Om bij de eindopracht zelf(standig) vragen te kunnen beantwoorden moet je na het maken van de opdrachten 1 en 2 de volgende onderdelen kunnen en/of kennen. Het gaat niet alleen om het gebruiken van QGIS (dikgedrukt) maar ook over kaartvaardigheden (schuin gedrukt)
(Tussen haakjes de opdracht waar je dat straks leert. )
- Je kunt voorbeelden noemen van ruimtelijke data (Intro)
- Je kunt omschrijven wat een GIS is (Intro)
- Je kunt een (nieuw) project openen (1)
- Je kunt de belangrijkste knoppen in QGIS gebruiken (1)
- Je kunt informatie uit een kaartlaag halen door deze te classificeren of te bevragen (info) (kaartlezen) (2)
- Je kunt inzoomen, plugins installeren, kaartenlagen zichtbaar maken en/of activeren (1)
- Je kunt een andere kaartlaag toevoegen aan een project (1)
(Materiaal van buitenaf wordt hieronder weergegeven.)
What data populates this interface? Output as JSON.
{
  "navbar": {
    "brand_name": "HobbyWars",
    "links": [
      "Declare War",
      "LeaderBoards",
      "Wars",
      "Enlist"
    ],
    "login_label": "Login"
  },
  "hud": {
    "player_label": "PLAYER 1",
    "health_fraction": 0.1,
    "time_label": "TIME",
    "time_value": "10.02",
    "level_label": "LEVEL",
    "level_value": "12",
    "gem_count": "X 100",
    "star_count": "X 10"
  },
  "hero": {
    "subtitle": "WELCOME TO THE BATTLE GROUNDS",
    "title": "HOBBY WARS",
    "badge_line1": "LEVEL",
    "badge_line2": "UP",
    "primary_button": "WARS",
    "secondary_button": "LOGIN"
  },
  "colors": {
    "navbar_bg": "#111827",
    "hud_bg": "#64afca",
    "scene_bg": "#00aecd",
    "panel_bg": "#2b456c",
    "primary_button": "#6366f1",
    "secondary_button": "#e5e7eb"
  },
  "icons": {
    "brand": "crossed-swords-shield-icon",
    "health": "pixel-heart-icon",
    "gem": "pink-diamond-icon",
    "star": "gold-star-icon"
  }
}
- Je kunt gegevens selecteren uit een kaartlaag : bevragen via filteren en clippen (2)
- Je kunt met een ruimtelijke query uitvoeren(1) en nieuwe informatie toevoegen
- Je kunt Statistiek in een tabel toepassen (1)
- Je kunt gebieden vergelijken (1,2) op basis van een demografisch gegeven (kaartinteanalyse)
- Je kunt de juiste kaartla(a)g(en) selecteren om een (geografisch) probleem op te lossen (kaartselectie)
Noteer de antwoorden van de 9 vragen die je bij de opdrachten 1 en 2 krijgt in een Google drive doc. Jouw antwoorden op opdrachten worden namelijk niet bewaard!